Indigenous artists worldwide respond to environmental destruction
Documenting international Indigenous artists’ responses to the impacts of nuclear testing, nuclear accidents and uranium mining on Native peoples and the environment, Exposure gives artists a voice to address the long-term effects of these manmade disasters on Indigenous communities in the United States and around the world. Indigenous artists from Australia, Canada, Greenland, Japan, the Pacific Islands and the US utilize local and tribal knowledge, as well as Indigenous and contemporary art forms as visual strategies for their works.
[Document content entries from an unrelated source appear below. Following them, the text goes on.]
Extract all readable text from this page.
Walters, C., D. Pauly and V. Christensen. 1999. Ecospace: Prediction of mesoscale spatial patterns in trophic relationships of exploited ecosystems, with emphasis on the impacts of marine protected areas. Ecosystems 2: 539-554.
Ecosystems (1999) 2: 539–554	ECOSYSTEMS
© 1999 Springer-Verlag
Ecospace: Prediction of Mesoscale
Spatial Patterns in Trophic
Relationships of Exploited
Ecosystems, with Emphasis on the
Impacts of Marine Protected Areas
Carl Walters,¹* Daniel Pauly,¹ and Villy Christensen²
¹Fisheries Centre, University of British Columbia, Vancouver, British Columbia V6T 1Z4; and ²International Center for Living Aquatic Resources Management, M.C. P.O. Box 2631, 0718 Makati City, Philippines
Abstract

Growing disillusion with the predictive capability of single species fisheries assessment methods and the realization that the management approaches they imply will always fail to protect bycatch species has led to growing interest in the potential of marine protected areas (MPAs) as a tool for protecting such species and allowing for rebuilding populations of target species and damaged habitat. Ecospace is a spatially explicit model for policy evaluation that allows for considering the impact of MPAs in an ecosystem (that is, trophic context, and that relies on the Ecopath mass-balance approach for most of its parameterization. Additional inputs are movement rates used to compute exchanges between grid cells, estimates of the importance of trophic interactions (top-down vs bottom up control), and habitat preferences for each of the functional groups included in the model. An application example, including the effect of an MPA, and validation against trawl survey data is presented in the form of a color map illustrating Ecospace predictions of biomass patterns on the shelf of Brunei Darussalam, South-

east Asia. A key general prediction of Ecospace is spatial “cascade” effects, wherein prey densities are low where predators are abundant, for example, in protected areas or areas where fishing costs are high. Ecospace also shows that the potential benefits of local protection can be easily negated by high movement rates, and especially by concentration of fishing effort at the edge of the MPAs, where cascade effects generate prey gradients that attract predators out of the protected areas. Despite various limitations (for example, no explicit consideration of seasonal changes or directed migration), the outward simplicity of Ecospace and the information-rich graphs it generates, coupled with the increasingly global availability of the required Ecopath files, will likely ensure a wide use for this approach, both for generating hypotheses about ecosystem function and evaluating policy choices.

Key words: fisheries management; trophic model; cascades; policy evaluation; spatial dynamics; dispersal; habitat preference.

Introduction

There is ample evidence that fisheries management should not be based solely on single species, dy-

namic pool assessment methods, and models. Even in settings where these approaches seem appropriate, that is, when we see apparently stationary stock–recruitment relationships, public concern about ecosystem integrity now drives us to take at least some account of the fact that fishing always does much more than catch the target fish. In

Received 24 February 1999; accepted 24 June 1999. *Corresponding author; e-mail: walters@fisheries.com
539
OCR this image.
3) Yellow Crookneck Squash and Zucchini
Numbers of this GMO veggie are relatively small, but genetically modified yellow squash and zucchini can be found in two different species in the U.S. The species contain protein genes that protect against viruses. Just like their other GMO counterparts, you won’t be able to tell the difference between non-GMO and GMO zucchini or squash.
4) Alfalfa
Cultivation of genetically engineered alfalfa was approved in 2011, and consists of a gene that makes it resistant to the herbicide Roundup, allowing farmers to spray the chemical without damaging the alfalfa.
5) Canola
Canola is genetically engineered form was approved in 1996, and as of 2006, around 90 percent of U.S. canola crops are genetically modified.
Artists include: Carl Beam (Ojibway), De Haven Solimon Chaffins (Laguna/Zuni Pueblos), Miriquita “Micki” Davis (Chamoru), Bonnie Devine (Anishinaabe/Ojibwa), Joy Enomoto (kanaka maoli/Caddo), Solomon Enos (kanaka maloli), Kohei Fujito (Ainu), Kathy Jetñil-Kijiner (Marshallese-Majol), Alexander Lee (Hakka, Tahiti), Dan Taulapapa McMullin (Samoan), David Neel (Kwagu’l), No’u Revilla (kanaka maoli/maoli-Tahitian), Mallery Quetawki (Zuni Pueblo), Chantal Spitz (maohi), Adrian Stimson (Blackfoot), Anna Tsouhlarakis (Diné/Creek/Greek), Munro Te Whata (Maori/Ninuean) and Will Wilson (Diné).